F) Now it's time to fire up a Java app to do some basic HBase operations. The examples below are simple tests that are setup to run in JUnit within Spring on my box, so you can ignore the method names and the @Test annotations, as the meat of the examples are in the method bodies.

CREATE A TABLE EXAMPLE

Ok, HBase is NOT an RDBMS but a Big Table implementation. Think of it as a giant Hashtable with more advanced features. However for the purposes of this example I will speak in terms of Rows/Columns etc which are similar in concept to that of a database and are what most folks are familiar with.

The MOST important thing is that you COPY the /my/dir/hbase/conf/*.xml default HBase configuration files to someplace on your classpath. These files can be customized, but for straight out of the box testing they work as-is. Just MAKE SURE they are on your classpath before starting as HBaseConfiguration instances look for them there.

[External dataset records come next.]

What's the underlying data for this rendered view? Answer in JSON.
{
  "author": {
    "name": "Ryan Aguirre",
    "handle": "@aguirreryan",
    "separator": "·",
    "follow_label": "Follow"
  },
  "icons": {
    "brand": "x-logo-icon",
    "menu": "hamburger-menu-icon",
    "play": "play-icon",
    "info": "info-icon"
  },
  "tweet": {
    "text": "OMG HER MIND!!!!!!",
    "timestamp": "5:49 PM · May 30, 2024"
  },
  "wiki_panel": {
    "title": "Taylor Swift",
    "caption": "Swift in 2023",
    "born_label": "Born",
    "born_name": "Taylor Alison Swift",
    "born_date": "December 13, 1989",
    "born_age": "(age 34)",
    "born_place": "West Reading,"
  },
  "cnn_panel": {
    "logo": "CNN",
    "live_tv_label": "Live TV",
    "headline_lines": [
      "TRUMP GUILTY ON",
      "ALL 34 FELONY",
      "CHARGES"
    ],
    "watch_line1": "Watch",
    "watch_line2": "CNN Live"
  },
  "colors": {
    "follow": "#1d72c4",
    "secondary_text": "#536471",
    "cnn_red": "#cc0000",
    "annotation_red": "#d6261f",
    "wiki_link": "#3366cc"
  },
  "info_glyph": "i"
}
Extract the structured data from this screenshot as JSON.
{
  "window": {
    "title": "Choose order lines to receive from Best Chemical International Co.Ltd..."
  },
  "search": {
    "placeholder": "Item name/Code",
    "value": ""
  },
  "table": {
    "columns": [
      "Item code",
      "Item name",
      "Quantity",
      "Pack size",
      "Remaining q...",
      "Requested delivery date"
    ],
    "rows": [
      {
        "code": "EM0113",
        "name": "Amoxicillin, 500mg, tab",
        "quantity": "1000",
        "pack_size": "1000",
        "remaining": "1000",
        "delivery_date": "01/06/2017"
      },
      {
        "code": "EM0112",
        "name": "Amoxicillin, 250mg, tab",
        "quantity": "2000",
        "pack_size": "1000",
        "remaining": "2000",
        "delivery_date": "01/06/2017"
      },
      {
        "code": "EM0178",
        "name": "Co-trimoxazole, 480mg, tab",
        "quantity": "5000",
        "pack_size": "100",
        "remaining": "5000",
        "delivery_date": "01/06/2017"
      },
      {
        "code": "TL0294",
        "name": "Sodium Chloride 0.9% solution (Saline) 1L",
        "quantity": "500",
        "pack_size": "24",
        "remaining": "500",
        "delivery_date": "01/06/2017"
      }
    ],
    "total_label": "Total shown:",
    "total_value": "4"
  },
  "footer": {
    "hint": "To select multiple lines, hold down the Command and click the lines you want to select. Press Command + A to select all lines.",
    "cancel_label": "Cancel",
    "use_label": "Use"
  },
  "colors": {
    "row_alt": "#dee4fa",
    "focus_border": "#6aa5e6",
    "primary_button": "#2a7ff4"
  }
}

HBaseConfiguration config = new HBaseConfiguration(); 
HBaseAdmin admin = null;
try {
	// HBaseAdmin is where all the "DDL" like operations take place in HBase
	admin = new HBaseAdmin(config);
} catch(MasterNotRunningException e) {
	throw new Exception("Could not setup HBaseAdmin as no master is running, did you start HBase?...");
}

if (!admin.tableExists("testTable")) {
	admin.createTable(new HTableDescriptor("testTable"));
	
	// disable so we can make changes to it
	admin.disableTable("testTable");
	
	// lets add 2 columns
	admin.addColumn("testTable", new HColumnDescriptor("firstName"));
	admin.addColumn("testTable", new HColumnDescriptor("lastName"));
	
	// enable the table for use
	admin.enableTable("testTable");

}

	
// get the table so we can use it in the next set of examples
HTable table = new HTable(config, "testTable");

After running the above code fire up the HBase shell /my/dir/hbase/bin/hbase shell and once up, type "list" at the hbase shell prompt, you should see your testTable listed! Yeah!

ADD A ROW TO THE TABLE

// lets put a new object with a unique "row" identifier, this is the key
// HBase stores everything in bytes so you need to convert string to bytes
Put row = new Put(Bytes.toBytes("myID"));

/* lets start adding data to this row. The first parameter
is the "familyName" which essentially is the column name, the second
parameter is the qualifier, think of it as a way to subqualify values
within a particular column. For now we won't so we just make the qualifier
name the same as the column name. The last parameter is the actual value
to store */

row.add(Bytes.toBytes("firstName"),Bytes.toBytes("firstName"),Bytes.toBytes("joe"));
row.add(Bytes.toBytes("lastName"),Bytes.toBytes("lastName"),Bytes.toBytes("smith"));

try {
	// add it!
	table.put(row);
} catch(Exception e) {
    // handle me!
}

Ok, now go back to the HBase shell and type count 'testTable' and you should get one record accounted for. Good to go!

GET A ROW FROM THE TABLE

// a GET fetches a row by it's identifier key
Get get = new Get(Bytes.toBytes("myID"));

Result result = null;
try {
	// exec the get
	 result = table.get(get);
} catch(Exception e) {
	// handle me
}

// not found??
if (result == null) {
	// NOT FOUND!
}

// Again the result speaks in terms of a familyName(column)
// and a qualifier, since ours our both the same, we pass the same
// value for both
byte[] firstName = Bytes.toBytes("firstName");
byte[] lastName = Bytes.toBytes("lastName");
byte[] fnameVal = result.getValue(firstName,firstName);
byte[] lnameVal = result.getValue(lastName,lastName);

System.out.println(new String(fnameVal) + " " + new String(lnameVal));

DELETE A ROW FROM THE TABLE

Delete d = new Delete(Bytes.toBytes("myID"));

try {
	table.delete(d);
} catch(Exception e) {
	// handle me
}

Now fire up the hbase shell again and type "count 'testTable'", you should now get zero rows.

OK, well I hope that helped you get up and running with some HBase basics!